Experimental investigation on combustion behaviors and reaction mechanisms for 5-aminotetrazole solid propellant with nanosized metal oxide additives under elevated pressure conditions

5-AT/Sr(NO3)(2) based composite propellants have been applied in fire extinguishing fields as novel power source for several years due to its high thermal stability and large gas production, but the disadvantage of poor combustion stability still indeed to improve. In this study, the influential mechanism of two common burning modifier, nanosized Copper oxide (nano-CuO) and nanosized Zinc oxide (nano-ZnO), on the thermal behavior and combustion characteristics under high pressure of 5-AT based composite propellant was deeply investigated. Simultaneous thermogravimetric-differential thermal analysis (TG-DTA) have been used to identify the changes in the thermal and kinetic behavior of the catalyzed composite propellant. Thermogravimetric analyzer coupled with Fourier transform infrared spectrometry (TG-FTIR) analysis and pyrolysis-gas chromatography with mass spectrometry (Py-GC/MS) analysis were employed to characterize the composition of evolved gas in propellant decomposition process.

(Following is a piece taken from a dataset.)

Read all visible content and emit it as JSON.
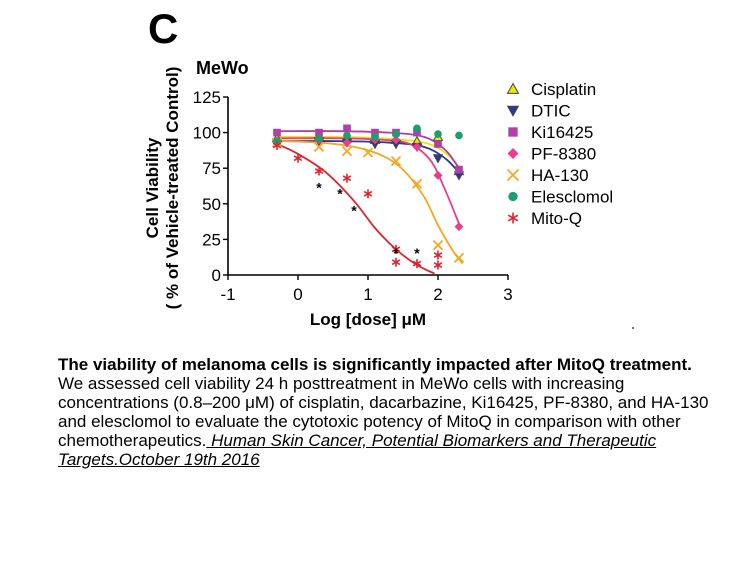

Combined with results of the combustion characteristics measurement conducted on a strand burner (1-5 MPa), different kinds of influential mechanisms of these two catalysts on decomposition process and combustion process under elevated pressure conditions were proposed based on presumed physical combustion model. Outcomes of this study will contribute to the design of 5-aminotetrazole solid propellant with a superior combustion property under high pressure, and promote its application into fire-fighting area.